La tensión entre el discurso político y el marco regulatorio empresarial ha alcanzado un punto crítico en el norte de los Estados Unidos. La emblemática cervecería progresista Minocqua Brewing Company, ubicada en el estado de Wisconsin, enfrenta la revocación formal de sus licencias y permisos para elaborar y comercializar bebidas alcohólicas a partir del próximo 4 de agosto de 2026. La medida, ejecutada por el Departamento de Ingresos estatal, se produce tras una serie de polémicas publicaciones promovidas por su propietario en las que se prometía regalar «cerveza gratis» a los clientes el día en que falleciera el expresidente estadounidense Donald Trump, desatando un encendido debate en la cultura pop y la opinión pública internacional.

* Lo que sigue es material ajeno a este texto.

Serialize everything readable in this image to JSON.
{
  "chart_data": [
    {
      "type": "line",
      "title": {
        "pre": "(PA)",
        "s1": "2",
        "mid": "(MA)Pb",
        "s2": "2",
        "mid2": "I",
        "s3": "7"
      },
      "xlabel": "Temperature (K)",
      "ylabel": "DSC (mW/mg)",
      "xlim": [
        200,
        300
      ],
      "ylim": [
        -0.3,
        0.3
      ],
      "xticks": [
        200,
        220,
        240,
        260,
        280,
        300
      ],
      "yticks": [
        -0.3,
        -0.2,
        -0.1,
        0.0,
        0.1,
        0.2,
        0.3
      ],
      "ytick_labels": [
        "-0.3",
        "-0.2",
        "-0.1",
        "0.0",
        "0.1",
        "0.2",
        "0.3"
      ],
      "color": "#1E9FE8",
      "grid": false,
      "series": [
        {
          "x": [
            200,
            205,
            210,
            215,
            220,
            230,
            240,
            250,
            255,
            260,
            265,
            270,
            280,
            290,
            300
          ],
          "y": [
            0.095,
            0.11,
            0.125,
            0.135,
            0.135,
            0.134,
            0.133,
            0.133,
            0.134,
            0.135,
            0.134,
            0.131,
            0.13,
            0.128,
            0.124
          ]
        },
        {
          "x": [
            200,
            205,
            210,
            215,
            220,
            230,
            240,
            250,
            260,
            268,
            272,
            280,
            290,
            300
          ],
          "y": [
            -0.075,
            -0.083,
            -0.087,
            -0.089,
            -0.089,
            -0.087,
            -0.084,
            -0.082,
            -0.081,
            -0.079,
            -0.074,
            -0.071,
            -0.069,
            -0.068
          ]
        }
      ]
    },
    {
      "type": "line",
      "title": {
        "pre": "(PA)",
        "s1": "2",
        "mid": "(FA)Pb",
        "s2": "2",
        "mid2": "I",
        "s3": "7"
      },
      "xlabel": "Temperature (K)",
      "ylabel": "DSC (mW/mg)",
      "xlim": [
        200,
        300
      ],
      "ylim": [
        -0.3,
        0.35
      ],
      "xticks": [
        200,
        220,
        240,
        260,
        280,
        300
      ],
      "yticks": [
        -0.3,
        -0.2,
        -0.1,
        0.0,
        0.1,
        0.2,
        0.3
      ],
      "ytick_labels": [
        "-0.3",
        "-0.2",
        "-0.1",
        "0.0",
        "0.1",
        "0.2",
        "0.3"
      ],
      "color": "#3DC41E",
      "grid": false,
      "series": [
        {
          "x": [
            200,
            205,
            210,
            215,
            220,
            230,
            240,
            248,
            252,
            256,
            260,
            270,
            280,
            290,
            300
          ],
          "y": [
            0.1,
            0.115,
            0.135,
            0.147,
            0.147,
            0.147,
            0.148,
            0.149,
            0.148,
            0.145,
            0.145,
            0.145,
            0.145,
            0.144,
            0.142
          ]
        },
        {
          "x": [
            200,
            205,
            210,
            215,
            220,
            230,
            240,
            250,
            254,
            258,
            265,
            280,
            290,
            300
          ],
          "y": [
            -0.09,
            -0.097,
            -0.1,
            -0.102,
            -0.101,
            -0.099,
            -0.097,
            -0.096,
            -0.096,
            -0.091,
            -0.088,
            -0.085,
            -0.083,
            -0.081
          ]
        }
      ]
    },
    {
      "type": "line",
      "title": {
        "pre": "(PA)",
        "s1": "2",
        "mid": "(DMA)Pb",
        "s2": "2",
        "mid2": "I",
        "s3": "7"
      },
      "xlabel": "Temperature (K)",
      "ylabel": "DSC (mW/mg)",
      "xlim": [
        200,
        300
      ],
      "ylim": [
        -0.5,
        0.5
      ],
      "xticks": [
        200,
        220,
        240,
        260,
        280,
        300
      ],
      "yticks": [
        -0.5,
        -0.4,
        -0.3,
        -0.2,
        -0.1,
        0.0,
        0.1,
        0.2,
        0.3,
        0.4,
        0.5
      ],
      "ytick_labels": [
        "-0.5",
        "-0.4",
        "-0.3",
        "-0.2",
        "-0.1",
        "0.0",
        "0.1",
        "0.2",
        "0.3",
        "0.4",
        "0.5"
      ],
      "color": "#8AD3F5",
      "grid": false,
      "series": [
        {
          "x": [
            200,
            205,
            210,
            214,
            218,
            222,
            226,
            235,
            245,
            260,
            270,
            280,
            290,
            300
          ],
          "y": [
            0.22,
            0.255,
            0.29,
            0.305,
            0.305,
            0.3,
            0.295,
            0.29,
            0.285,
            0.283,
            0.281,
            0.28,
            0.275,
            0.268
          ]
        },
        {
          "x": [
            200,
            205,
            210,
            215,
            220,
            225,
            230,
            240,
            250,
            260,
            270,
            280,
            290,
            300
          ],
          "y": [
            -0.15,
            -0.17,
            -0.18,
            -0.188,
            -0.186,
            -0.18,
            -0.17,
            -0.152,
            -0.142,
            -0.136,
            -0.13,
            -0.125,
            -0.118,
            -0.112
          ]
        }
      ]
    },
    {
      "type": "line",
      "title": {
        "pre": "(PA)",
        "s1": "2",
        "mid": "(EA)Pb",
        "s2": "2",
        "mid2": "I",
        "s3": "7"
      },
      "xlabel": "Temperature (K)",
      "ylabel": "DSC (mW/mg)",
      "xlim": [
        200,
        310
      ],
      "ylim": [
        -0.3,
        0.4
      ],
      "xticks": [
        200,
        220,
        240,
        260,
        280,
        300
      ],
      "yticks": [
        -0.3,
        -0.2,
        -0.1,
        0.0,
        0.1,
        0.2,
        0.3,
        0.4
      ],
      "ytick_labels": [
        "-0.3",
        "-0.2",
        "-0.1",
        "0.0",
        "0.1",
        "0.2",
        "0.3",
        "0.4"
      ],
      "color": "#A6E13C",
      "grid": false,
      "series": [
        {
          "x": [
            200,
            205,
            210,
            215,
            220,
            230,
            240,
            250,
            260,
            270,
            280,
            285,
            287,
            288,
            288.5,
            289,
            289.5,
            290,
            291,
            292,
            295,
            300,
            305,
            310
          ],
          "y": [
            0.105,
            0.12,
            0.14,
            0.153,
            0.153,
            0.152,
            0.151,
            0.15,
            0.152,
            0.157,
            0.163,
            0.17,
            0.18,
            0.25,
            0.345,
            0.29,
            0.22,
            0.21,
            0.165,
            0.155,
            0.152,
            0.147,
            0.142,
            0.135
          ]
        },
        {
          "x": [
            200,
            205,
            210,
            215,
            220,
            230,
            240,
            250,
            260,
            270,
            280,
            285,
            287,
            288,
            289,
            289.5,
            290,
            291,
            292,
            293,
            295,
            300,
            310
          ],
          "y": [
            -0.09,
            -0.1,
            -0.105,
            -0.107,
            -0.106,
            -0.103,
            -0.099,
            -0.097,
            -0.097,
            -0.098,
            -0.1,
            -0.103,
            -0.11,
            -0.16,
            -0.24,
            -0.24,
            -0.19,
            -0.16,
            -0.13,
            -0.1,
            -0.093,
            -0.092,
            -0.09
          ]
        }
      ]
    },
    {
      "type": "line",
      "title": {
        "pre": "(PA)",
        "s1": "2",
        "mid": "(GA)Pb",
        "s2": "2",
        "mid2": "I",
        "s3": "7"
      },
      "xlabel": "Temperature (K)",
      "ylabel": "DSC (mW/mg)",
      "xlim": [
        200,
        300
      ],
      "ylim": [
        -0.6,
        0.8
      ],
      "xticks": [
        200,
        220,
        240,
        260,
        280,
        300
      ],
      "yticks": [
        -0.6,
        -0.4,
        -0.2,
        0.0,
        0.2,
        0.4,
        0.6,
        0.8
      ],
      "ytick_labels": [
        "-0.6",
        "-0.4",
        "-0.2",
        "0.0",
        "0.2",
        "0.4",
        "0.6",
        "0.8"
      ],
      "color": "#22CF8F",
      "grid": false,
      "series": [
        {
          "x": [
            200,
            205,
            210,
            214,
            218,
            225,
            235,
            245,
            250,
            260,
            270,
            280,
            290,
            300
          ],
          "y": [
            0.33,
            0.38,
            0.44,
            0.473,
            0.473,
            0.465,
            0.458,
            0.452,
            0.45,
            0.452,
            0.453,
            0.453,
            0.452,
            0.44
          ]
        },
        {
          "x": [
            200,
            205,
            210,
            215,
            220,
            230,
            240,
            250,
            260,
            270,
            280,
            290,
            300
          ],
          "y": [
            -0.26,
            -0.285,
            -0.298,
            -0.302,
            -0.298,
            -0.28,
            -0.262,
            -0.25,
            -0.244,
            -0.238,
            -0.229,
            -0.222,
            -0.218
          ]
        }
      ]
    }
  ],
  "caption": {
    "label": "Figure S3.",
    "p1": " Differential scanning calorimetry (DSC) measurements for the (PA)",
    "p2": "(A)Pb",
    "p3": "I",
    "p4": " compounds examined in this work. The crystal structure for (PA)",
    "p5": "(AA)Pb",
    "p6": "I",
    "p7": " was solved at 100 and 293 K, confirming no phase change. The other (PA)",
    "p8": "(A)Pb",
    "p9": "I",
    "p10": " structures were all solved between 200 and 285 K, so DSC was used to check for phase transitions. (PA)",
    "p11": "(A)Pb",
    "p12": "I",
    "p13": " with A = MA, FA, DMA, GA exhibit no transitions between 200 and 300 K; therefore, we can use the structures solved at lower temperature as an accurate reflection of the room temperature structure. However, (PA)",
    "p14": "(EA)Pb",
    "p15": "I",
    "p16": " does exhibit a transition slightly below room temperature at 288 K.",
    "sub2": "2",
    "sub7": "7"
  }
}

Promociones polémicas y acusaciones de censura política
La controversia comercial comenzó el pasado 22 de enero, cuando las plataformas digitales de la empresa difundieron un mensaje que ofrecía cerveza sin costo durante todo un día tras el eventual deceso del magnate neoyorquino. La situación escaló en abril cuando, tras registrarse disparos durante un evento en Washington, la cervecería publicó el mensaje: “Bueno, casi conseguimos el #DíaDeLaCervezaGratis”. Tras las acciones administrativas notificadas el 15 de julio por la División de Bebidas Alcohólicas, el propietario del establecimiento, Kirk Bangstad, acusó al gobierno local de instrumentar una persecución ideológica disfrazada de faltas administrativas para silenciar a su negocio en el ámbito del espectáculo internacional político.
“Tendrán que sacarme por la fuerza de mis bares antes de que deje de vender cerveza a los progresistas sedientos que vienen a visitarnos”, aseveró Bangstad a través de un comunicado público. El empresario anunció una batalla legal abierta para revertir la sanción antes de que venza el plazo de apelación fijado para el 4 de agosto, solicitando además donaciones a sus seguidores para costear la defensa legal frente al Departamento de Ingresos.
La postura de las autoridades regulatorias de Wisconsin
Por su parte, el Departamento de Ingresos de Wisconsin emitió un posicionamiento oficial en el que sostiene que la revocación de las licencias de elaboración y almacenamiento responde a una aplicación «justa y coherente» de la normativa vigente. El organismo aclaró que la empresa incurrió en faltas administrativas a las leyes estatales de alcohol y precisó que, conforme a los estatutos legales, la cervecería podrá continuar operando sus locales en Madison y Minocqua mientras desahoga el recurso de apelación dentro del marco legal estadounidense de la misma forma en que se rigen las normativas de la industria y del fútbol internacional comercial.
El caso ha vuelto a poner en el foco el alcance de la libertad de expresión para los establecimientos comerciales frente a los códigos de conducta exigidos por los organismos estatales de regulación, en un entorno político sumamente polarizado de cara a las próximas citas electorales de la nación norteamericana.